Directed by Jim Mickle

Dark Sky DVD and Blu-ray

It seems that the only sort of horror more popular than the zombie-apocalypse flick these days is the vampire flick, and on its face, Stake Land looks a bit like a craven cash-grab combo platter of the two, with a side of The Road thrown in. Once writer/director Jim Mickle’s film gets going in earnest, however, it stakes out (ba-dum-tsst) its own patch of turf in the contempo gore-spattered landscape.

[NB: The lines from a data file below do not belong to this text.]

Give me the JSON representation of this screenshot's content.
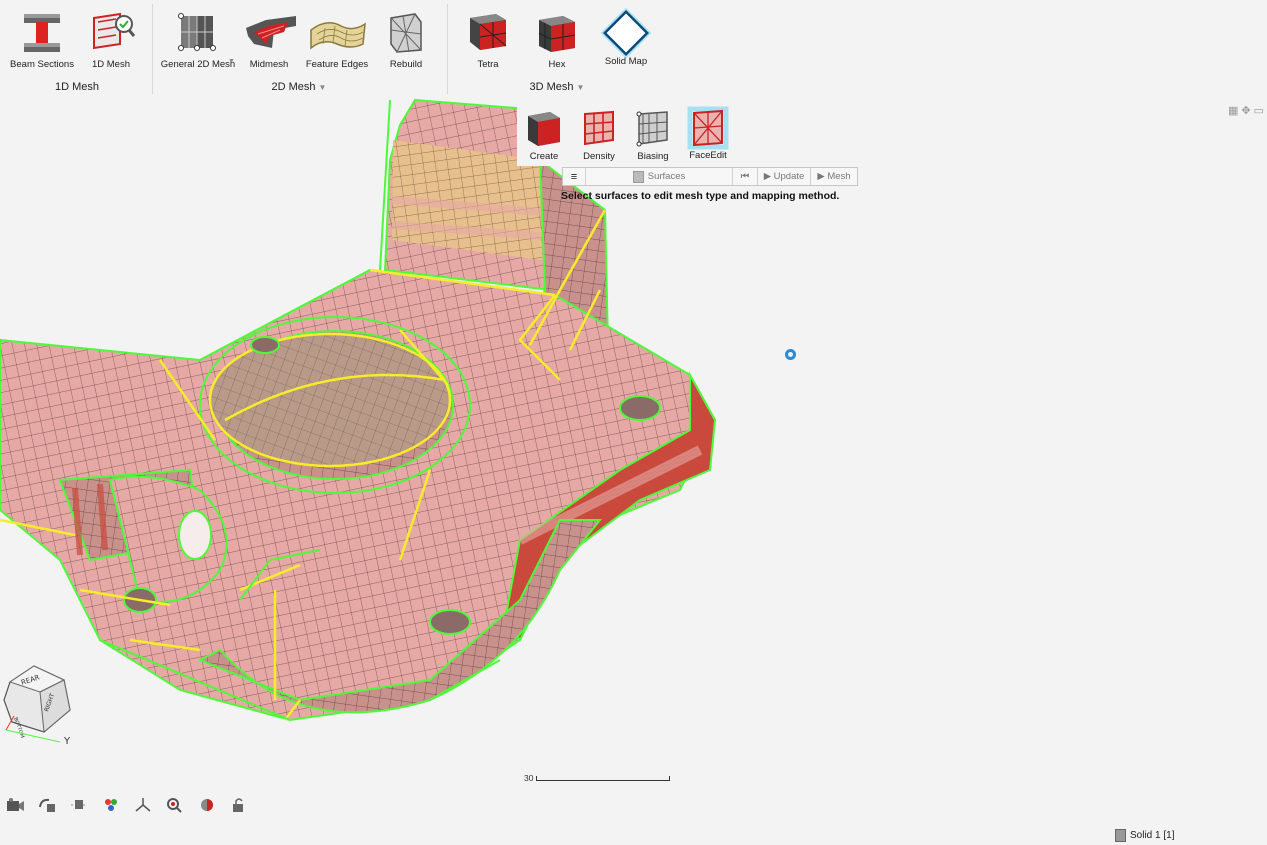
{
  "ribbon": {
    "groups": {
      "mesh1d": {
        "label": "1D Mesh",
        "tools": {
          "beam_sections": "Beam Sections",
          "mesh_1d": "1D Mesh"
        }
      },
      "mesh2d": {
        "label": "2D Mesh",
        "tools": {
          "general_2d": "General 2D Mesh",
          "midmesh": "Midmesh",
          "feature_edges": "Feature Edges",
          "rebuild": "Rebuild"
        }
      },
      "mesh3d": {
        "label": "3D Mesh",
        "tools": {
          "tetra": "Tetra",
          "hex": "Hex",
          "solid_map": "Solid Map"
        }
      }
    },
    "subtools": {
      "create": "Create",
      "density": "Density",
      "biasing": "Biasing",
      "face_edit": "FaceEdit"
    }
  },
  "guidebar": {
    "menu_icon": "menu-icon",
    "surfaces": "Surfaces",
    "first_icon": "skip-back-icon",
    "update": "▶ Update",
    "mesh": "▶ Mesh"
  },
  "hint": "Select surfaces to edit mesh type and mapping method.",
  "viewcube": {
    "top": "REAR",
    "right": "RIGHT",
    "left": "BOTTOM",
    "axis": "Y"
  },
  "scale_bar": {
    "value": "30"
  },
  "status": {
    "entity": "Solid 1  [1]"
  },
  "colors": {
    "mesh_fill": "#e6a9a5",
    "mesh_line": "#5a3f3f",
    "feature_edge": "#4dfa3a",
    "surface_edge": "#f6ec2a",
    "selected_surface": "#e7c08e",
    "highlight": "#c94a3c",
    "accent": "#2a8ad8"
  },
  "bottom_toolbar": [
    "camera-icon",
    "rotate-icon",
    "section-icon",
    "color-icon",
    "axis-icon",
    "zoom-icon",
    "render-icon",
    "lock-icon"
  ]
}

So, yes, there are vampires, but not the garden-variety sexy teens or swellegant Euros. These bloodsuckers are gnarly-looking, bestial, driven only by instinct and impulse, and they’re everywhere—like, picture your typical zombie movie and then imagine all the zombies with fangs. The United States has been plunged into a new dark age with only a handful of well-armed souls hanging on, and through this nightmare world travel Mister (Nick Damici, who also co-wrote) and Martin (Gossip Girl’s Connor Paolo)—the former a taciturn road warrior/vampire slayer who carries a stake in a shoulder holster, the latter the young teenager he saves from slaughter and adopts as his vamp-killing squire. They’re on their way to New Eden, the rumored vampire-free haven in Canada, but they find themselves with more to worry about than abundant bloodsucking freaks and the occasional hapless tag-alongs (including Kelly McGillis and Danielle Harris) when they cross a cult/gang of violent millennial-Christian yahoos led by the B-movie-hall-of-fame-named Jebedia Loven (a scenery-chewing Michael Cerveris).

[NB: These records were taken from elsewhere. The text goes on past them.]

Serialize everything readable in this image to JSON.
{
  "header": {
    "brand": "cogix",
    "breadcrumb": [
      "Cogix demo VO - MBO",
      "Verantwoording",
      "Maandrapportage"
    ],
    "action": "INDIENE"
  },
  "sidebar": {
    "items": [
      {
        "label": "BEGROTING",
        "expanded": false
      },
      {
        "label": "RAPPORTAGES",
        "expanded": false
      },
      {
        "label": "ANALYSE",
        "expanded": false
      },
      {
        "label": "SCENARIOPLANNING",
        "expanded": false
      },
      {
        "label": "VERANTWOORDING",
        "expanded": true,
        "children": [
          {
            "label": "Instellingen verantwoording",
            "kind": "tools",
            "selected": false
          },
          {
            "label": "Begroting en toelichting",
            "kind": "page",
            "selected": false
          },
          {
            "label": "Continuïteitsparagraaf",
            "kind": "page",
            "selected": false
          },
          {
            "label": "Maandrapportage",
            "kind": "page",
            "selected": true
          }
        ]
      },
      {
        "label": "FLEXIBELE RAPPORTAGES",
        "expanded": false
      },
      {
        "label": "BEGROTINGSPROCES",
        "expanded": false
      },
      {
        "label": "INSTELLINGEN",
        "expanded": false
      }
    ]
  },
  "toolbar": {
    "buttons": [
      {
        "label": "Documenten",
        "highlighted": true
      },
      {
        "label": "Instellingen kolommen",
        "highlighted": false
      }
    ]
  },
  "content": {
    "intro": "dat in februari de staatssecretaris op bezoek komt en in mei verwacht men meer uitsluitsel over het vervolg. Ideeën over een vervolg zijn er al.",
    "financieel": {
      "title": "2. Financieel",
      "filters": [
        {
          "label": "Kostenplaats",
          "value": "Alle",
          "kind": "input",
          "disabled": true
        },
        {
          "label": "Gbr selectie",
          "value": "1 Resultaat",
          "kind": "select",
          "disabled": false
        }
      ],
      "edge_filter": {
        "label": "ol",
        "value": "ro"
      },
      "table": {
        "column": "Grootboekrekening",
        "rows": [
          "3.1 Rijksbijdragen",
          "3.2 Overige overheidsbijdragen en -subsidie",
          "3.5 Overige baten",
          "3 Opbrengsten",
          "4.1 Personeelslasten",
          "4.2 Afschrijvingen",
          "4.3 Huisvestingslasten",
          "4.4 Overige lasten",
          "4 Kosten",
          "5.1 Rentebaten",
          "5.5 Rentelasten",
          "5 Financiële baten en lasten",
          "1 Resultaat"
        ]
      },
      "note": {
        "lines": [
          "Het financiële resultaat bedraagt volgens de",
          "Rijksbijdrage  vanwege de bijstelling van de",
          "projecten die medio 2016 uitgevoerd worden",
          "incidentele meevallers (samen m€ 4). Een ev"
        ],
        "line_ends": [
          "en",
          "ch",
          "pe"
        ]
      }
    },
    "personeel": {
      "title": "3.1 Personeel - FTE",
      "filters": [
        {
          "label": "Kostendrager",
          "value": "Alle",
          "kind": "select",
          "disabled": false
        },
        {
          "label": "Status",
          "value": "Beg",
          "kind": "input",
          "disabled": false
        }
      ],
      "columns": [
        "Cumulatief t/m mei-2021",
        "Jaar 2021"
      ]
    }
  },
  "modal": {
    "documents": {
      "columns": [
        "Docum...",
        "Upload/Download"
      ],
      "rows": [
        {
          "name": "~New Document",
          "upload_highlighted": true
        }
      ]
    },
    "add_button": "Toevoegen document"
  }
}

It sounds like late-night cable dreck, to be sure. But Stake Land emerges in part under the auspices of Glass Eye Pix, the production shingle of neo-horror maven Larry Fessenden, who has built a rep for advancing smart, well-crafted genre fare that nonetheless delivers the goods (see also: The House of the Devil, The Last Winter). The brand is in good hands here. There’s a certain blue-collar grit and air of workaday end-of-the-world reality (cf. The Road) to Mister and Martin’s picaresque journey that grounds the proceedings. Indeed, like so much good horror, Stake Land gains extra power because of its resonance with larger societal fears—in this case, fanatics and religious wackos destroying what’s left of the civilized world for spite. And even though the characters don’t get much in the way of back story or dialogue, Mickle uses subtleties—e.g., wordlessly contrasting Mister’s top-predator sexual success to his charge’s budding pubescent desires—to animate the cursory relationships and fill out the contours of the story. He even comes up with a satisfying ending that neither makes you roll your eyes nor closes the door on a sequel. In a phrase, he nails it.